So you’re, what? Twenty years old? Thirty? Maybe even 40 or 50? Regardless of your age, I can’t think of anything less likely to succeed than to make a career plan "for the rest of your career." I put that last in quotation because it’s a phrase that I hear from my clients of all ages. Yesterday I was speaking with a 61 year old who plans to work to 70, or at least nine more years. And even for her, I would prefer to talk about career planning concepts, rather than an actual career plan.
If this seems like semantics rather than strategy, you might be right. After all, we do use the terms career plan and career planning pretty interchangeably. Even so, I’ll make my argument and let you decide if there’s any nugget there for you to use.
First, my definitions, loose as they might be: To me, career planning connotes a process that is fluid and evolving. By contrast, a career plan sounds like a completed document to be followed, much like the roadmap that it’s always being compared to, as in, "I want a roadmap for my life."
To which again, I say, "Sorry Charlie. No lifelong roadmaps here."
The problem with life plans, career plans and road maps in general is that they can’t account for things that are always changing, such as one’s family, the economy, and road construction. Take, for instance the emerging career paths that involve social media jobs and green collar jobs. These concepts just didn’t exist more than a decade ago – how would last decade’s 20 year old have predicted the training or skills needed for this decade’s work options?
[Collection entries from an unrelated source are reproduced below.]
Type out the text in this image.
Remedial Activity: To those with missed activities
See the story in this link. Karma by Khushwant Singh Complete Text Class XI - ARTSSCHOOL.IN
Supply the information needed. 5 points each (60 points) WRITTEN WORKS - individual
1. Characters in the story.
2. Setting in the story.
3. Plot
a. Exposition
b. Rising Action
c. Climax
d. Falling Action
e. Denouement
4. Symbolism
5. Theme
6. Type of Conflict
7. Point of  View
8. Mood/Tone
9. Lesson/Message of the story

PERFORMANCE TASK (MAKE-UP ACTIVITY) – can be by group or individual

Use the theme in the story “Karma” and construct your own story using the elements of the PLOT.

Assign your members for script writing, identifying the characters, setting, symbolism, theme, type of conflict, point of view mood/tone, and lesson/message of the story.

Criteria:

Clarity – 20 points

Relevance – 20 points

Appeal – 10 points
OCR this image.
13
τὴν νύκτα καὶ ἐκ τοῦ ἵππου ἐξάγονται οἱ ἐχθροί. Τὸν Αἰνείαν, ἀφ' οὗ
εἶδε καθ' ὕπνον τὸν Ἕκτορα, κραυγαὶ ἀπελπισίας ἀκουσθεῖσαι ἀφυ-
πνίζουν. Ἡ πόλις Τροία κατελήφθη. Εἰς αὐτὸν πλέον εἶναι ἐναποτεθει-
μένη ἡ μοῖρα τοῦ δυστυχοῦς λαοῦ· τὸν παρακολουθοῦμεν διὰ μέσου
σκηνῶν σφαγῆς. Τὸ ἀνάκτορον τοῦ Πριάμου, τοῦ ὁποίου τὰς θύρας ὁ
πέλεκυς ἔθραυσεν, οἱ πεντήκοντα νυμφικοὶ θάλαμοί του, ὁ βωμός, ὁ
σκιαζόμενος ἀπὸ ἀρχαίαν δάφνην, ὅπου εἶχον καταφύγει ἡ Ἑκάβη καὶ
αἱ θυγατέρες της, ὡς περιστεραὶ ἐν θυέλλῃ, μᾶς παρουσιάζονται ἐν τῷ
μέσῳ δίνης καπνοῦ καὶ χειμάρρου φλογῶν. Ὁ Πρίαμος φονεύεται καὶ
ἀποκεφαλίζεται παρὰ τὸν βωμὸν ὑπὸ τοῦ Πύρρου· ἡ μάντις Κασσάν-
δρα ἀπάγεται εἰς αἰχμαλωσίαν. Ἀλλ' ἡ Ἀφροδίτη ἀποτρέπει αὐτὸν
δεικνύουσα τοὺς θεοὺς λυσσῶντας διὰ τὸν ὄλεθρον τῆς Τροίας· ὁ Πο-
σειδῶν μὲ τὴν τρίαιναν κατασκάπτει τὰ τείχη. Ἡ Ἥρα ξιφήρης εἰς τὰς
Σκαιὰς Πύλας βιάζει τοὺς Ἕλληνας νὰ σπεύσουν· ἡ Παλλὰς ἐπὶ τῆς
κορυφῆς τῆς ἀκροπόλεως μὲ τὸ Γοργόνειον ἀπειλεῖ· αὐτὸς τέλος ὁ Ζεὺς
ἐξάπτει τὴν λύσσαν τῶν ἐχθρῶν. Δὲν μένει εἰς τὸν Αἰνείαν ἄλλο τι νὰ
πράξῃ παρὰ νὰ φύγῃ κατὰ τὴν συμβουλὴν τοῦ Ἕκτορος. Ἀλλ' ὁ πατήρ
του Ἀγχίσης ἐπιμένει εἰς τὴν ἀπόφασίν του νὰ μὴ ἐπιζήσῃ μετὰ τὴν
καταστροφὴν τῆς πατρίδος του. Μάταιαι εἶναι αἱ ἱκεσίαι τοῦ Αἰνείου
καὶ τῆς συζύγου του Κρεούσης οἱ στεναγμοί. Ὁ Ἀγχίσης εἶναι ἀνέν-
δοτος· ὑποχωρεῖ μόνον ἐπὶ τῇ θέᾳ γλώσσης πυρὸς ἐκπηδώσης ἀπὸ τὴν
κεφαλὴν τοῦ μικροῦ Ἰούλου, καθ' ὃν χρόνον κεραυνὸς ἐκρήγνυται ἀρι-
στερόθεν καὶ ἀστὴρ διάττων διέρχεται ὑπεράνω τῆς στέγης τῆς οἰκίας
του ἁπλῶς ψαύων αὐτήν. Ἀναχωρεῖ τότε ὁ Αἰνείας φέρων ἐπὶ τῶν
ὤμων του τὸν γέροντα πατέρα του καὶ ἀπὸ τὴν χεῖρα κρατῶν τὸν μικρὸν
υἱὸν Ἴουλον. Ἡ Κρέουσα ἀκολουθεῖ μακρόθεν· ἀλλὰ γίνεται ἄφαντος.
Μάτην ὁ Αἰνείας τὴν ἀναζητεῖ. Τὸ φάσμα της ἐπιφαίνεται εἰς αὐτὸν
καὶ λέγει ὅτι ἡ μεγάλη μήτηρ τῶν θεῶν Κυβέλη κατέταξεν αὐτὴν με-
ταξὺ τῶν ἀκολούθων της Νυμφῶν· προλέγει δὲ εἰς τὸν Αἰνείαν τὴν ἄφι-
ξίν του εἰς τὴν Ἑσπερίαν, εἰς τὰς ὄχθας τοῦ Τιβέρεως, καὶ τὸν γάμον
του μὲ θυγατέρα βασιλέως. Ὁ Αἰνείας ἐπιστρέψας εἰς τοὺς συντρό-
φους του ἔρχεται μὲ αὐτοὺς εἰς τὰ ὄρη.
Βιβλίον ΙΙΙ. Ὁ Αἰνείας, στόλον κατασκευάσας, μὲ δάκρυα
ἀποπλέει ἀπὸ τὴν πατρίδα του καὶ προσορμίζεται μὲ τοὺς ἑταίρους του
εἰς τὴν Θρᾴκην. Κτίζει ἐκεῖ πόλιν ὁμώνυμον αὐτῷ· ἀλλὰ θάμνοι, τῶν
This is not to say that one should just launch out into the world with no planning at all, or that all training is moot unless the job already exists. Rather, the idea is to not become over-reliant on the (fleeting) security one derives from having a plan. Instead, it would be better to develop strengths in resiliency and networking, while also building universal skills such as communication, technical competence and a second language. Then, as each new field emerges, you’re likely to be in a better position to evaluate a move into that field, than if you were completely focused on following a plan you had laid out for yourself before the field was ever invented.